Caspase 3 is a downstream caspase signal also known as the effector caspase. Upon activation of caspase 9, a signal cascade results in an activation of caspase 3 which in turn results in the hydrolysis of more than 100 target protein that subsequently results in apoptosis. Defect in caspase 3 activity results in cancer. In this study, it was observed that A549 cells treated with chalepin induces caspase 3 activation. CaspILLUME fluorescein active caspase-3 staining kit was used and the cell population was analysed using a flow cytometer. In the event of caspase 3 activation, the cell population would move to the right hand side (V1-R) of the density plot (Fig 13). It is observed that after 48 h of incubation period there is an increase of 2.83 ± 0.06 % for untreated control to 26.40 ± 0.79 % for cells treated with 45 μg/ml of chalepin and this is a 9.32 fold increase (Fig. 13a).

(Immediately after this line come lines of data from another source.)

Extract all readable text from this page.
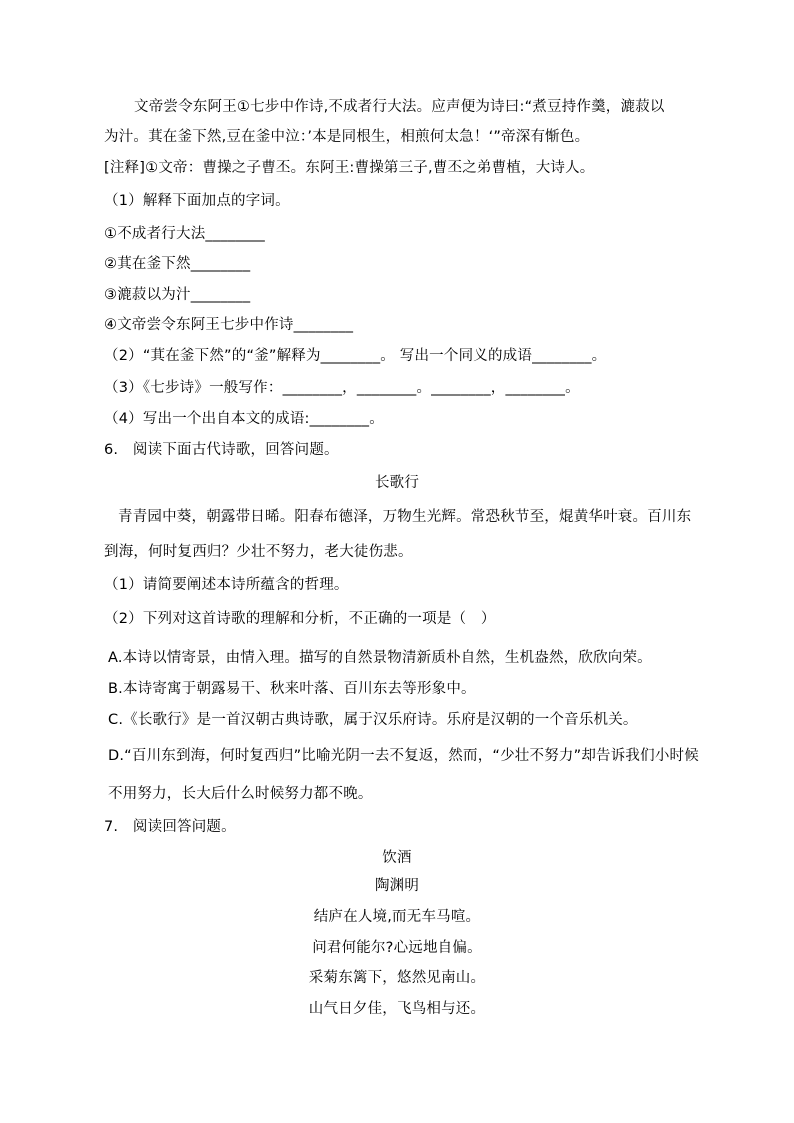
文帝尝令东阿王①七步中作诗,不成者行大法。应声便为诗曰:“煮豆持作羹，漉菽以
为汁。萁在釜下然,豆在釜中泣：’本是同根生，相煎何太急！‘”帝深有惭色。
[注释]①文帝：曹操之子曹丕。东阿王:曹操第三子,曹丕之弟曹植，大诗人。
（1）解释下面加点的字词。
①不成者行大法________
②萁在釜下然________
③漉菽以为汁________
④文帝尝令东阿王七步中作诗________
（2）“萁在釜下然”的“釜”解释为________。 写出一个同义的成语________。
（3）《七步诗》一般写作：________，________。________，________。
（4）写出一个出自本文的成语:________。
6.　阅读下面古代诗歌，回答问题。
长歌行
青青园中葵，朝露带日晞。阳春布德泽，万物生光辉。常恐秋节至，焜黄华叶衰。百川东
到海，何时复西归？少壮不努力，老大徒伤悲。
（1）请简要阐述本诗所蕴含的哲理。
（2）下列对这首诗歌的理解和分析，不正确的一项是（　）
A.本诗以情寄景，由情入理。描写的自然景物清新质朴自然，生机盎然，欣欣向荣。
B.本诗寄寓于朝露易干、秋来叶落、百川东去等形象中。
C.《长歌行》是一首汉朝古典诗歌，属于汉乐府诗。乐府是汉朝的一个音乐机关。
D.“百川东到海，何时复西归”比喻光阴一去不复返，然而，“少壮不努力”却告诉我们小时候
不用努力，长大后什么时候努力都不晚。
7.　阅读回答问题。
饮酒
陶渊明
结庐在人境,而无车马喧。
问君何能尔?心远地自偏。
采菊东篱下，悠然见南山。
山气日夕佳，飞鸟相与还。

As for the 72 h incubation period, there was an increase from 5.63 ± 0.21 % for untreated control cells to 49.07 ± 0.63 % for treated cells with 45 μg/ml of chalepin and this is a 8.71 fold increase (Fig. 13b). Caspase-3 is required for some typical characteristics of apoptosis, and is crucial for apoptotic chromatin condensation and DNA fragmentation in all cell types. Caspase-3 is essential for certain processes associated with the dismantling of the cell and the formation of apoptotic bodies, but it may also function before or at the stage when commitment to loss of cell viability is made [14]. Activation of caspase 3 in chalepin treated A549 cells therefore is an evidence that apoptosis has commenced.

Changes in the expression of proteins involved in regulation of survival and cell death following chalepin treatment were examined by Western Blot analysis. Activation of caspase cascade would trigger proteolytic degradation of PARP and DNA fragmentation by endonucleases, leading to apoptosis. The expression of PARP was studied in A549 cells treated with chalepin at different incubation time. It was observed that the quantity of PARP expressed decreased with time. This shows that the level of PARP decreased with time as shown by Fig. 14a.

The mitochondrial mediated pathway is also known as BCL-2 regulated pathway. The balance of function between proapoptotic and antiapoptotic BCL-2 protein family determines the fate of cells towards apoptosis [15]. Studies have shown Bax, Bad, Bak promote the release of cytochrome c, while bcl-2 and Bcl-X_L delays this response and promote cell survival. Bcl-2 family members regulate the apoptotic response by controlling the mitochondrial membrane permeabilization (MMP). Depolarisation of MMP and the formation of MPT (mitochondrial permeability transition) pore is a result of the tranlocation of Bax from mitochondria to cytosol [16].

Chalepin was found to downregulate anti-apoptotic gene products such as Bcl-2, survivin, XIAP, Bcl-xl and cFLIP as shown by Fig. 14b This clearly shows that it downregulates proteins that play a vital role in the cell survival and thus, induces apoptosis. An upregulation in the expression of Bax was observed (Fig. 14c). There was an upregulation in the expression of cytochrome c, Fig. 14c, which shows that the cytochrome c moved out of mitochondria to cytosol leading to an upregulation of cytochrome c. All these factors promotes cell cytolysis or cytostasis.

The cytochrome c release and binding with dATP and Apaf-1 results in formation of apoptosome which recruits and activates caspase-9. Activated caspase 9, results in activation of effector caspases such as caspase-3/7. These effector caspases then initiates apoptosis events. Results indicated that chalepin induces cleavage of procaspases 9 and 3 to the active cleaved form. Procaspase 9 showed a downregulation which indicated cleavage of the protein to an active form. Procaspase 3, also showed downregulation which indicated an activation. This result is further stregthened by detection of the cleaved caspase 3 which showed an upregulation. All these results are illustrated in Fig. 14d. This clearly indicates that the intrinsic pathway which is mediated by the mitochondria is activated. These results are consistent with earlier caspase 3 and caspase 9 activity determination using flow cytometer.